To identify patient clusters with poor glucose control among type 2 diabetes mellitus (T2DM) patients with obesity who are receiving basal-bolus insulin and to identify the potential therapeutic inertia factors associated with poor control.


Glycated haemoglobin (HbA1c) trajectories across a 3-year period were structured at 6-month intervals for a retrospective cohort of T2DM patients with obesity on basal-bolus insulin from the Veterans’ Health Administration database. Based on each patient’s longitudinal HbA1c features, an unsupervised clustering procedure was used to determine the numbers of clusters and associated trajectory patterns. Multinomial logistic regression was used to examine the association between HbA1c trajectory clusters and patient characteristics/treatment patterns.

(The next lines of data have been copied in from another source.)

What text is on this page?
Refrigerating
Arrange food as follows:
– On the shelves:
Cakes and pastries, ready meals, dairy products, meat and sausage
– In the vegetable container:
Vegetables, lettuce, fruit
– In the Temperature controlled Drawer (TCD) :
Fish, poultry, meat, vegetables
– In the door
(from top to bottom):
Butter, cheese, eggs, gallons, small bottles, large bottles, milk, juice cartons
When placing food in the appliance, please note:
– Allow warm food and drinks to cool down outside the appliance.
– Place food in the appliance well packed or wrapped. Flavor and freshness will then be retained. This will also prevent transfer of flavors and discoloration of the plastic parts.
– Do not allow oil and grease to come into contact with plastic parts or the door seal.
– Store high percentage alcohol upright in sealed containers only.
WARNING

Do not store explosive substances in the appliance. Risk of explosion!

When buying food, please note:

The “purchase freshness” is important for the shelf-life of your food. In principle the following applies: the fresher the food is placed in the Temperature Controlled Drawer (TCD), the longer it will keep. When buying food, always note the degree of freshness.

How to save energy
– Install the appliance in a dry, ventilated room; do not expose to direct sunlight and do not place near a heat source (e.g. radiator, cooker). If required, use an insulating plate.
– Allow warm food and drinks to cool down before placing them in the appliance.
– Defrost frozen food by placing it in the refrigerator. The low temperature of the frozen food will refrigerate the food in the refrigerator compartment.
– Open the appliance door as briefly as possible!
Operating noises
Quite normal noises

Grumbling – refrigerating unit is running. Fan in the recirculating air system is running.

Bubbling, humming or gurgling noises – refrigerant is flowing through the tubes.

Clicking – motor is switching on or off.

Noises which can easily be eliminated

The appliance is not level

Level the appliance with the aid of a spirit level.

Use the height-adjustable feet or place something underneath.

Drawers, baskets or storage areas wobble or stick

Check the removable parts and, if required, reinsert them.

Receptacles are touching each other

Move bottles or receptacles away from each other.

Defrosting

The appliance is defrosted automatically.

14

A total of 51 273 patients were included, of whom 11.2% were in a subgroup with persistent missingness of HbA1c values. For those with sufficient HbA1c observations, cluster analysis indicated six distinct HbA1c trajectories: stable low (35.8%); stable high (20.8%); descending low (10.5%); ascending low (10.2%); descending high (5.7%); and ascending high (5.7%). Being of Black ethnicity, not initiating noninsulin antihyperglycaemic agents (sodium-glucose cotransporter-2 inhibitors, glucagon-like peptide-1 receptor agonists or thiazolidinediones) or concentrated insulin, low adherence (measured by proportion of days covered), and reduced insulin prescription refills were factors associated with poorer HbA1c clusters; similar factors were associated with persistent HbA1c missingness.


The present study found the potential for therapeutic inertia among a significant proportion of T2DM patients with obesity on basal-bolus insulin. Subgrouping T2DM patients based on HbA1c missingness and HbA1c trajectories can inform disease management strategies.